The outcome — at 6 months across all qualifications
| Before (FY24 baseline) | After (6 months in production) | |
|---|---|---|
| Submissions graded per week | ~3,400 | ~3,600 (within enrolment growth) |
| Trainer time per submission | ~18 min | ~5 min |
| Trainers added in period | n/a | 0 |
| Trainer-satisfaction score (internal survey) | 6.2 / 10 | 8.4 / 10 |
| Trainer-adjustment-to-draft rate | n/a | 23% (system surfaces a starting point, trainer adjusts) |
| Cost per assessment graded (model + infra) | n/a | A$0.06 |
| ASQA audit findings on AI-assisted grading | n/a | 0 (audit conducted month 5) |
The 23% trainer-adjustment rate is the metric the CEO most often cites. The trainers were not rubber-stamping the AI. They were exercising professional judgement on roughly one in four submissions, which is roughly what they did before — but now without the typing overhead.
The thing my trainers told me they wanted back was time to write good feedback. They had been writing rubric-shaped feedback because that was all they had time for. Now they write useful feedback.
— CEO, Registered Training Organisation
What we'd do differently
Per-trainer voice calibration earlier. We calibrated trainer voice in week ten using five sample submissions per trainer. We should have done this in week one. The early-pilot trainers found the feedback drafts impersonal until calibration landed.
Map AQF before unit-of-competency.
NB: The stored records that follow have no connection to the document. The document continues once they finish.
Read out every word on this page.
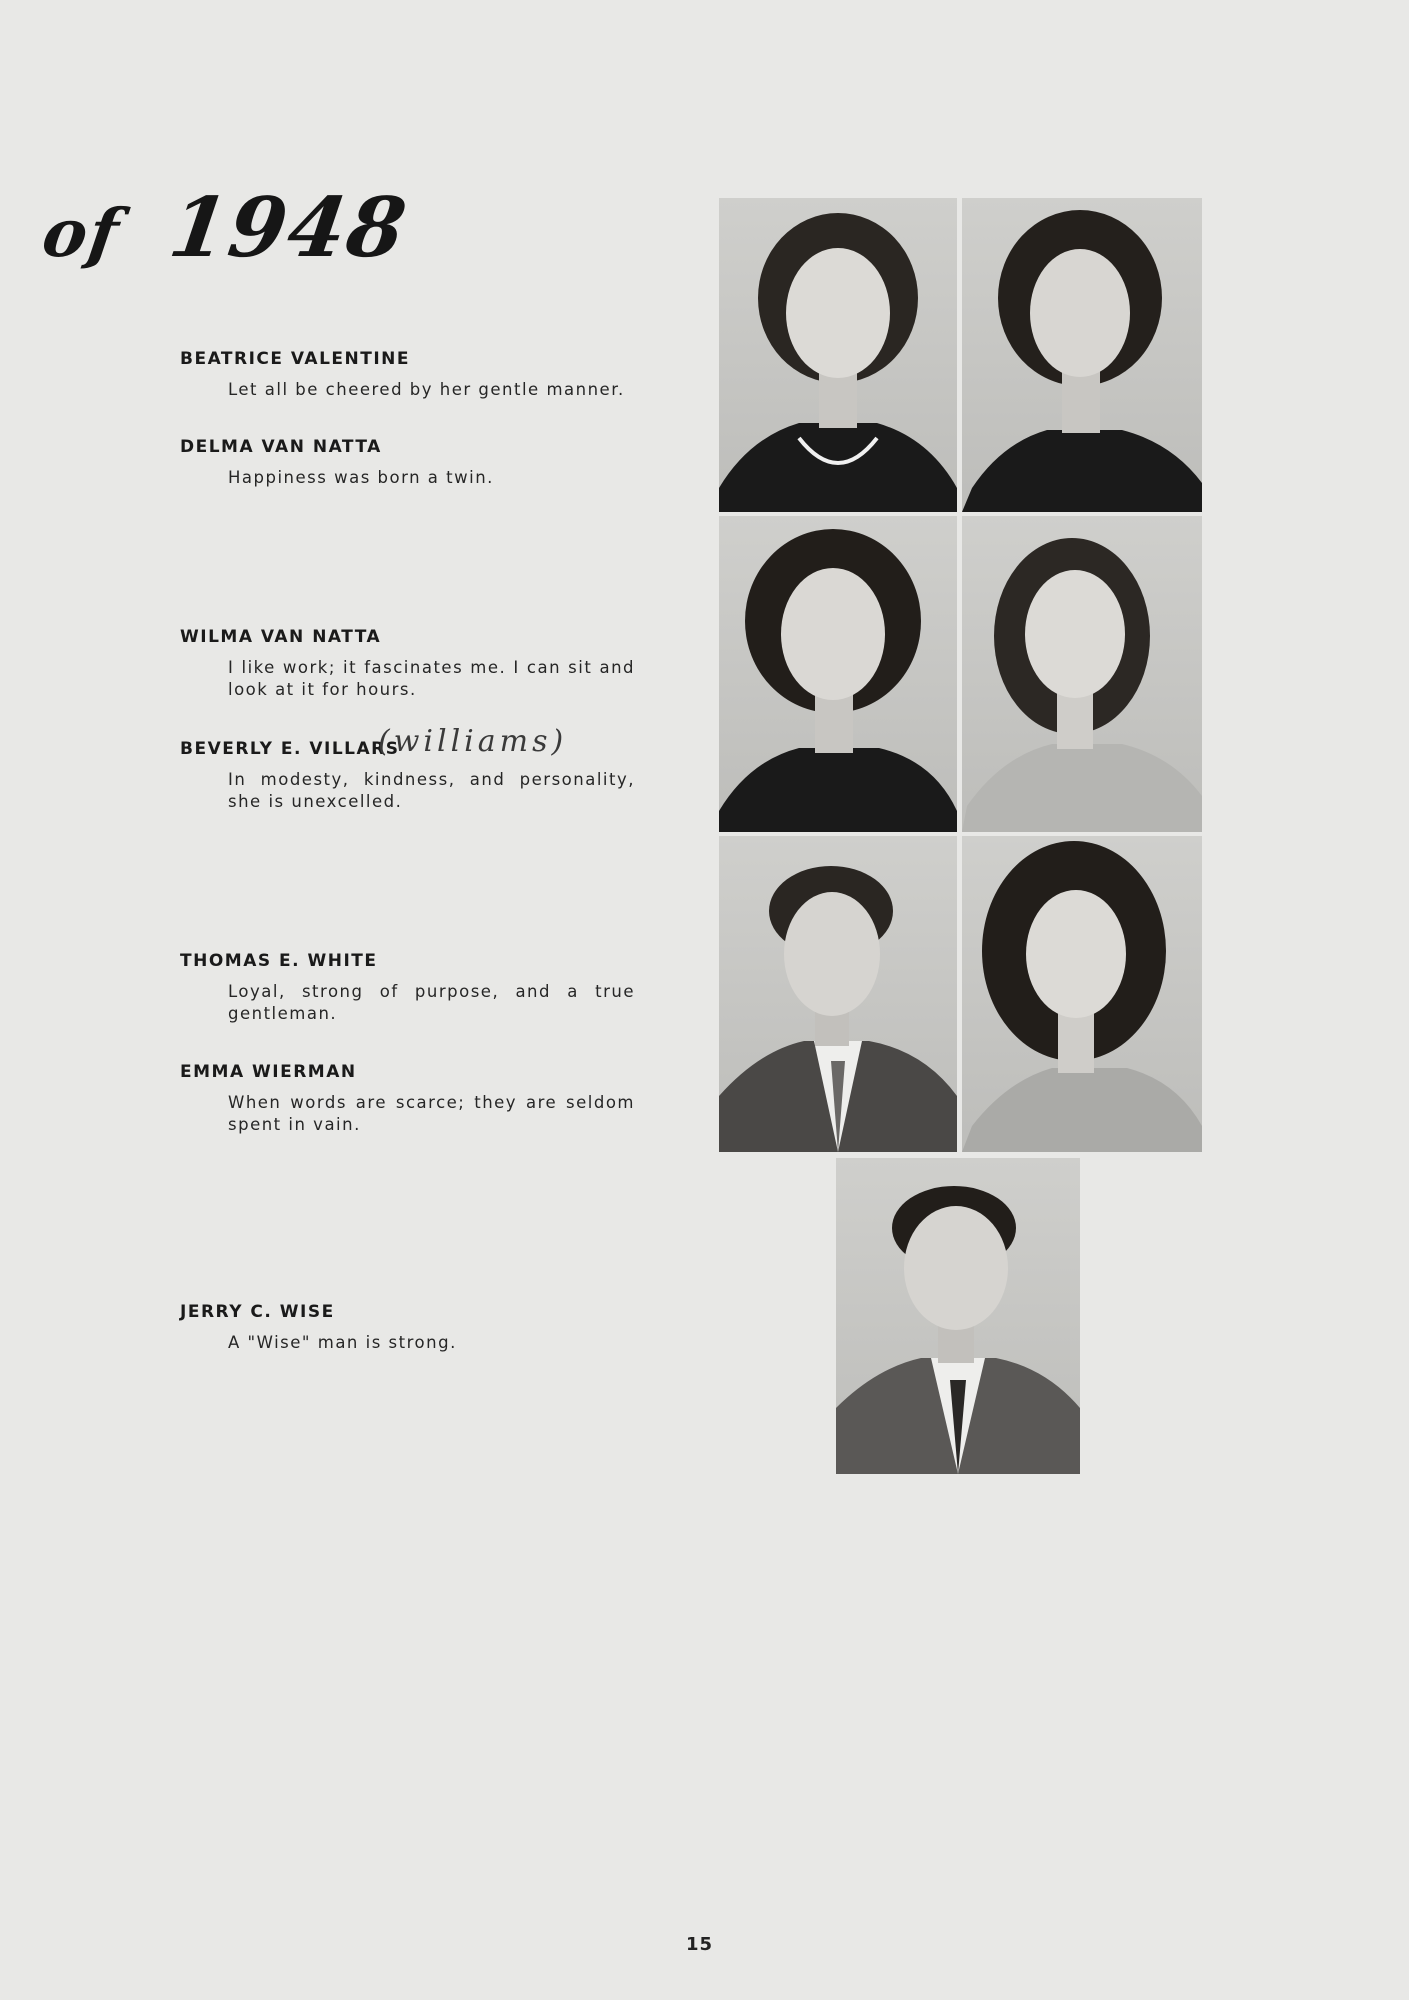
of 1948

BEATRICE VALENTINE

Let all be cheered by her gentle manner.

DELMA VAN NATTA

Happiness was born a twin.

WILMA VAN NATTA

I like work; it fascinates me. I can sit and look at it for hours.

BEVERLY E. VILLARS

In modesty, kindness, and personality, she is unexcelled.

(williams)

THOMAS E. WHITE

Loyal, strong of purpose, and a true gentleman.

EMMA WIERMAN

When words are scarce; they are seldom spent in vain.

JERRY C. WISE

A "Wise" man is strong.

15
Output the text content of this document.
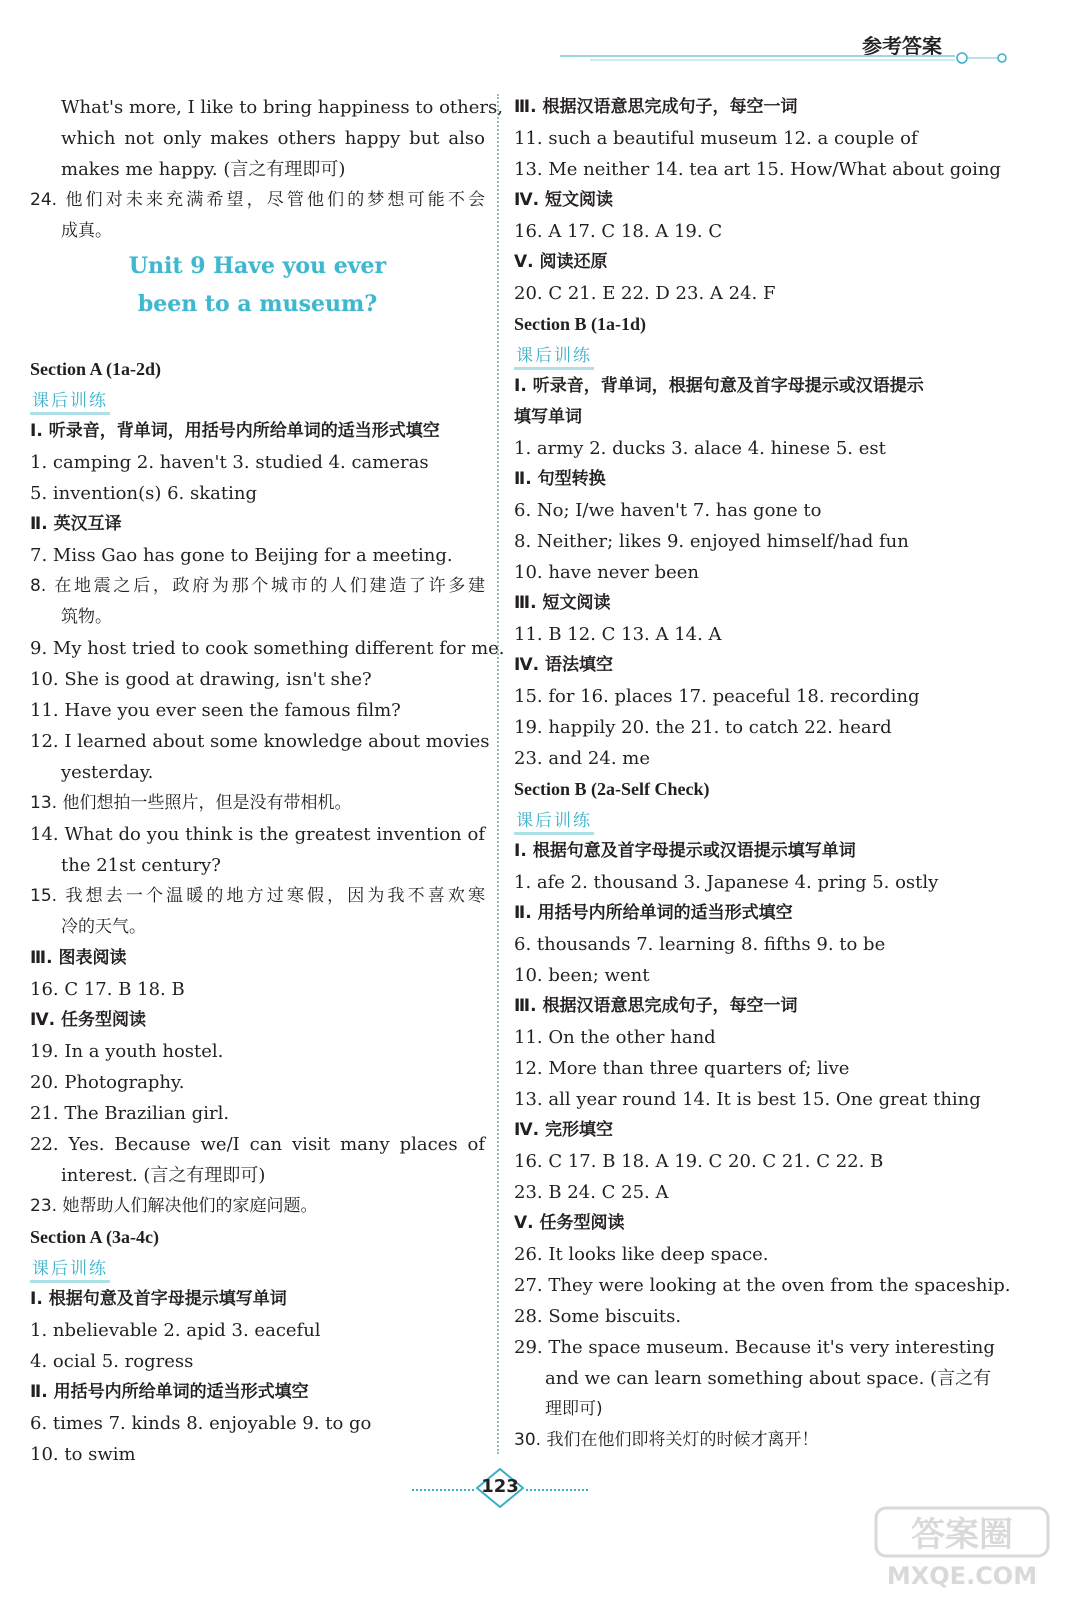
参考答案
What's more, I like to bring happiness to others,
which not only makes others happy but also
makes me happy. (言之有理即可)
24. 他们对未来充满希望，尽管他们的梦想可能不会
成真。
Unit 9 Have you ever
been to a museum?
Section A (1a-2d)
课后训练
Ⅰ. 听录音，背单词，用括号内所给单词的适当形式填空
1. camping 2. haven't 3. studied 4. cameras
5. invention(s) 6. skating
Ⅱ. 英汉互译
7. Miss Gao has gone to Beijing for a meeting.
8. 在地震之后，政府为那个城市的人们建造了许多建
筑物。
9. My host tried to cook something different for me.
10. She is good at drawing, isn't she?
11. Have you ever seen the famous film?
12. I learned about some knowledge about movies
yesterday.
13. 他们想拍一些照片，但是没有带相机。
14. What do you think is the greatest invention of
the 21st century?
15. 我想去一个温暖的地方过寒假，因为我不喜欢寒
冷的天气。
Ⅲ. 图表阅读
16. C 17. B 18. B
Ⅳ. 任务型阅读
19. In a youth hostel.
20. Photography.
21. The Brazilian girl.
22. Yes. Because we/I can visit many places of
interest. (言之有理即可)
23. 她帮助人们解决他们的家庭问题。
Section A (3a-4c)
课后训练
Ⅰ. 根据句意及首字母提示填写单词
1. nbelievable 2. apid 3. eaceful
4. ocial 5. rogress
Ⅱ. 用括号内所给单词的适当形式填空
6. times 7. kinds 8. enjoyable 9. to go
10. to swim
Ⅲ. 根据汉语意思完成句子，每空一词
11. such a beautiful museum 12. a couple of
13. Me neither 14. tea art 15. How/What about going
Ⅳ. 短文阅读
16. A 17. C 18. A 19. C
Ⅴ. 阅读还原
20. C 21. E 22. D 23. A 24. F
Section B (1a-1d)
课后训练
Ⅰ. 听录音，背单词，根据句意及首字母提示或汉语提示
填写单词
1. army 2. ducks 3. alace 4. hinese 5. est
Ⅱ. 句型转换
6. No; I/we haven't 7. has gone to
8. Neither; likes 9. enjoyed himself/had fun
10. have never been
Ⅲ. 短文阅读
11. B 12. C 13. A 14. A
Ⅳ. 语法填空
15. for 16. places 17. peaceful 18. recording
19. happily 20. the 21. to catch 22. heard
23. and 24. me
Section B (2a-Self Check)
课后训练
Ⅰ. 根据句意及首字母提示或汉语提示填写单词
1. afe 2. thousand 3. Japanese 4. pring 5. ostly
Ⅱ. 用括号内所给单词的适当形式填空
6. thousands 7. learning 8. fifths 9. to be
10. been; went
Ⅲ. 根据汉语意思完成句子，每空一词
11. On the other hand
12. More than three quarters of; live
13. all year round 14. It is best 15. One great thing
Ⅳ. 完形填空
16. C 17. B 18. A 19. C 20. C 21. C 22. B
23. B 24. C 25. A
Ⅴ. 任务型阅读
26. It looks like deep space.
27. They were looking at the oven from the spaceship.
28. Some biscuits.
29. The space museum. Because it's very interesting
and we can learn something about space. (言之有
理即可)
30. 我们在他们即将关灯的时候才离开！
123
答案圈
MXQE.COM
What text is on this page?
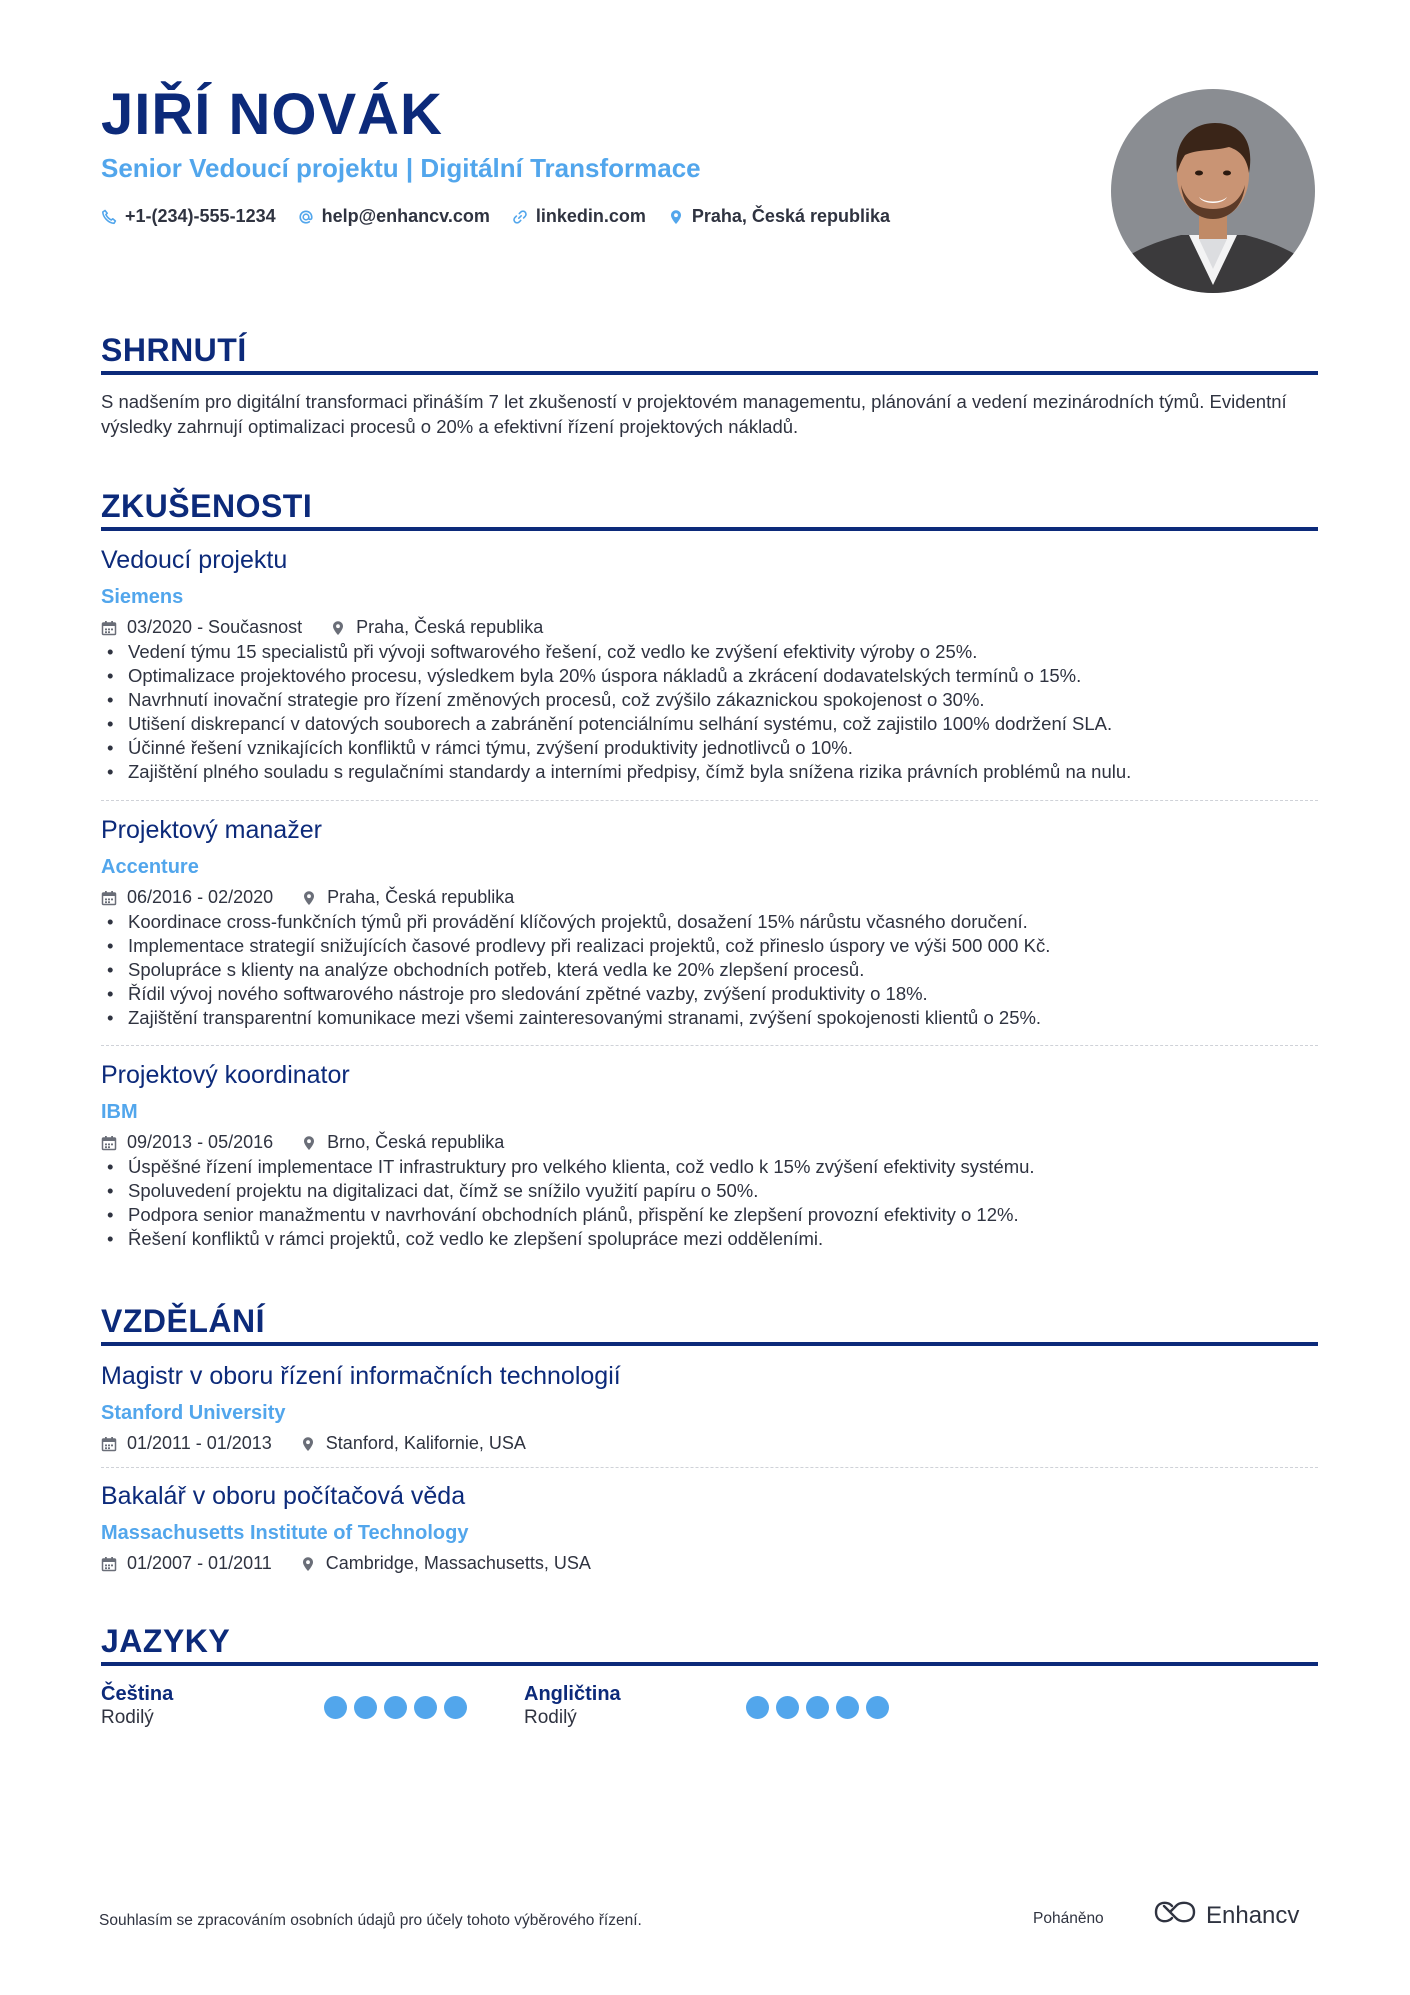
JIŘÍ NOVÁK
Senior Vedoucí projektu | Digitální Transformace
+1-(234)-555-1234	help@enhancv.com	linkedin.com	Praha, Česká republika
SHRNUTÍ
S nadšením pro digitální transformaci přináším 7 let zkušeností v projektovém managementu, plánování a vedení mezinárodních týmů. Evidentní výsledky zahrnují optimalizaci procesů o 20% a efektivní řízení projektových nákladů.
ZKUŠENOSTI
Vedoucí projektu
Siemens
03/2020 - Současnost	Praha, Česká republika
• Vedení týmu 15 specialistů při vývoji softwarového řešení, což vedlo ke zvýšení efektivity výroby o 25%.
• Optimalizace projektového procesu, výsledkem byla 20% úspora nákladů a zkrácení dodavatelských termínů o 15%.
• Navrhnutí inovační strategie pro řízení změnových procesů, což zvýšilo zákaznickou spokojenost o 30%.
• Utišení diskrepancí v datových souborech a zabránění potenciálnímu selhání systému, což zajistilo 100% dodržení SLA.
• Účinné řešení vznikajících konfliktů v rámci týmu, zvýšení produktivity jednotlivců o 10%.
• Zajištění plného souladu s regulačními standardy a interními předpisy, čímž byla snížena rizika právních problémů na nulu.
Projektový manažer
Accenture
06/2016 - 02/2020	Praha, Česká republika
• Koordinace cross-funkčních týmů při provádění klíčových projektů, dosažení 15% nárůstu včasného doručení.
• Implementace strategií snižujících časové prodlevy při realizaci projektů, což přineslo úspory ve výši 500 000 Kč.
• Spolupráce s klienty na analýze obchodních potřeb, která vedla ke 20% zlepšení procesů.
• Řídil vývoj nového softwarového nástroje pro sledování zpětné vazby, zvýšení produktivity o 18%.
• Zajištění transparentní komunikace mezi všemi zainteresovanými stranami, zvýšení spokojenosti klientů o 25%.
Projektový koordinator
IBM
09/2013 - 05/2016	Brno, Česká republika
• Úspěšné řízení implementace IT infrastruktury pro velkého klienta, což vedlo k 15% zvýšení efektivity systému.
• Spoluvedení projektu na digitalizaci dat, čímž se snížilo využití papíru o 50%.
• Podpora senior manažmentu v navrhování obchodních plánů, přispění ke zlepšení provozní efektivity o 12%.
• Řešení konfliktů v rámci projektů, což vedlo ke zlepšení spolupráce mezi odděleními.
VZDĚLÁNÍ
Magistr v oboru řízení informačních technologií
Stanford University
01/2011 - 01/2013	Stanford, Kalifornie, USA
Bakalář v oboru počítačová věda
Massachusetts Institute of Technology
01/2007 - 01/2011	Cambridge, Massachusetts, USA
JAZYKY
Čeština
Rodilý
Angličtina
Rodilý
Souhlasím se zpracováním osobních údajů pro účely tohoto výběrového řízení.	Poháněno	Enhancv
We mapped unit-of-competency first, AQF level second. AQF should have been the framing — it's the scaffolding that ASQA audits against, and it would have made the assessment-criteria mapping cleaner.
What we didn't do
We didn't make any competency decision. We didn't process any submission without the trainer-finaliser step. We didn't deploy the system on summative assessments before the formative-assessment pilot had completed.
The most consequential design decision was the routing-queue UI: the trainer sees the system-drafted grade and feedback alongside the raw learner submission, with side-by-side scrolling. The trainer never sees the AI draft alone. This was the artefact ASQA spent the longest reviewing during the audit. They signed it off in writing.